Stone Sour breezed through ‘Made of Scars’ before Taylor reminded the audience that this year marks 15 years since the release of their debut self-titled album and to celebrate the occasion the boys treated the crowd to ‘Take A Number’ before working through ‘Reborn’, ‘Say You’ll Haunt Me’ and ’30/30/150′.
Every Stone Sour concert since the release of that album would no doubt have seen Taylor ripping out the chords of ‘Bother’, but each time the sincerity and adulation on the face of the vocalist reassures his fans that no matter how many times they perform any one song, Stone Sour can still ignite passion and heartfelt warmth as if it were their first run through.

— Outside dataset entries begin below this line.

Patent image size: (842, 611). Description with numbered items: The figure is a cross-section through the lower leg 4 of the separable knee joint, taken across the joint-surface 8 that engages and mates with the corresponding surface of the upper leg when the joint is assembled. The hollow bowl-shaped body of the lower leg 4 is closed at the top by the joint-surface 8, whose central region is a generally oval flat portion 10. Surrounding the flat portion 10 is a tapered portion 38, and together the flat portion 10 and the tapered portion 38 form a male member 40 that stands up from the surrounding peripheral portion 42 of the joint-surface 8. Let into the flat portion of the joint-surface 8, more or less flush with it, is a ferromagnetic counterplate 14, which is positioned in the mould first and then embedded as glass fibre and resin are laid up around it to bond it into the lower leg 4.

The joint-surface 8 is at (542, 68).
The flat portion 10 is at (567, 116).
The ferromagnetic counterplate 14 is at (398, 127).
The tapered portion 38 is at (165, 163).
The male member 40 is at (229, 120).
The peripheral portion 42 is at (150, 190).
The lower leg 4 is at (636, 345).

Taylor looked as though he was choking back tears before finishing the tune and from there the pace kicked back into overdrive when the one two of ‘Blotter’ and ‘Get inside’ reminded the crowd that Stone Sour are, essentially, a hard rock outfit.
Although they may have a number of catchy, sing along tunes, their roots lie towards the hard rock spectrum of the scale and Taylor seemed to revel in the intensity as each song unfolded.
His banter with the crowd was entertaining and from the heart, while the moments of levity were almost surreal in comparison.
Finishing with three encores, ‘Gone Sovereign’, ‘Absolute Zero’ and new single ‘Fabulous’ – complete
with inflatable dancing men in keeping with the film clip – Stone Sour came, saw, conquered and left no doubt that they are more than just a side project for Taylor when Slipknot is on down time. They are a band in their own right and intend on staying that way for some time yet.